そしてそういったストレスの克服のためにも「たのしいたのしい」既存のキャラクターなどを流用して餌にするわけだが、小学校でのことまで云々するわりにはずいぶんと安易な発想だ。だいたい、著作権上の問題だってあるだろう。きちんとされているのならいいが、いい加減な扱いでは他人の権利に対する無神経を子どもに押しつけていることになる。
親のほうの見せ場は、父親は綱引きだった。
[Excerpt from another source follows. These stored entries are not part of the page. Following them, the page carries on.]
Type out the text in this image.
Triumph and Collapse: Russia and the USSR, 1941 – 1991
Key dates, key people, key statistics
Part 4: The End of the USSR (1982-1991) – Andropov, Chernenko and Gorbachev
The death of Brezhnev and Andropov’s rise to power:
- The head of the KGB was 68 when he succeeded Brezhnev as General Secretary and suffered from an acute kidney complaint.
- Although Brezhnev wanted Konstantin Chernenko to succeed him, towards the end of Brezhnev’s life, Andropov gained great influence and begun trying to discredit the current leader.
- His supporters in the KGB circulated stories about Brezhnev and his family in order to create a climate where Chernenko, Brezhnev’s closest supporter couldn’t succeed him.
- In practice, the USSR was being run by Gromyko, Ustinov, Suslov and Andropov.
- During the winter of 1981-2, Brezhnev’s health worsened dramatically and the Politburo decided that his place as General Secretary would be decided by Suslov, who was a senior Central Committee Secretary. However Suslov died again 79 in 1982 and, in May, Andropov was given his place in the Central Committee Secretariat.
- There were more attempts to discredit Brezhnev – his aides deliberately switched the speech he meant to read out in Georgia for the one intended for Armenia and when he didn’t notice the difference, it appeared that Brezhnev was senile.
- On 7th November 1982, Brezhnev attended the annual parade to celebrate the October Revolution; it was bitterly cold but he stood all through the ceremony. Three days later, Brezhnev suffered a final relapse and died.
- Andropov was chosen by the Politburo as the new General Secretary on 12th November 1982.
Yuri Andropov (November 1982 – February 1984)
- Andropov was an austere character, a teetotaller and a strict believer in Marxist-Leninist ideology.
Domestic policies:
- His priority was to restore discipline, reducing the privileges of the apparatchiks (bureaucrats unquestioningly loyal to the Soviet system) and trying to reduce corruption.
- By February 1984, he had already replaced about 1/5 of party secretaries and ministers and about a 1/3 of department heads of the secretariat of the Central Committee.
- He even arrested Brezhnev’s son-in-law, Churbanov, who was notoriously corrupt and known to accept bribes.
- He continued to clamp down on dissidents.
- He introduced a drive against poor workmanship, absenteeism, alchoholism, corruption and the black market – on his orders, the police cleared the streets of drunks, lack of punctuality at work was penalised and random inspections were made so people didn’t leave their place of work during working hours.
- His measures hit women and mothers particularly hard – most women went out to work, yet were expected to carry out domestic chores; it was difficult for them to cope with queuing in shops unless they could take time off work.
不良品のような竹トンボをとばす競技に苦しんだ去年に対し、今年は優勝だ。筋肉痛を覚悟した甲斐があった。妻のほうは二人一組で大きなパンツをはいて走る競技で、いい勝負だったものの二位に終わった。むふ。
そしてしめくくりはリレー。これはきちんと順位をつけての勝負だ。子どもたちは屈託なく楽しんでいてとても気持ちがよかった。
娘が幼稚園にいくようになるまでは考えたことさえなかったけれど、運動会というのは子どもに対する考え方が象徴的に表現される機会であるようだ。教育の問題として指摘されることの、その原形が見える機会でもあるのかもしれない。というと大げさになるけれど、転園を経験したわが家にとっては何から何まで去年とは対照的な一日となった。娘は「まえはね、ぜんぜんてつぼうでけへんかったけど、いまはできるようになってん。ふしぎなようちえんやで」とのこと。本番で鉄棒ができたことが嬉しくて仕方ないようだ。そんな感想を持たせてくれた今の園に感謝したい。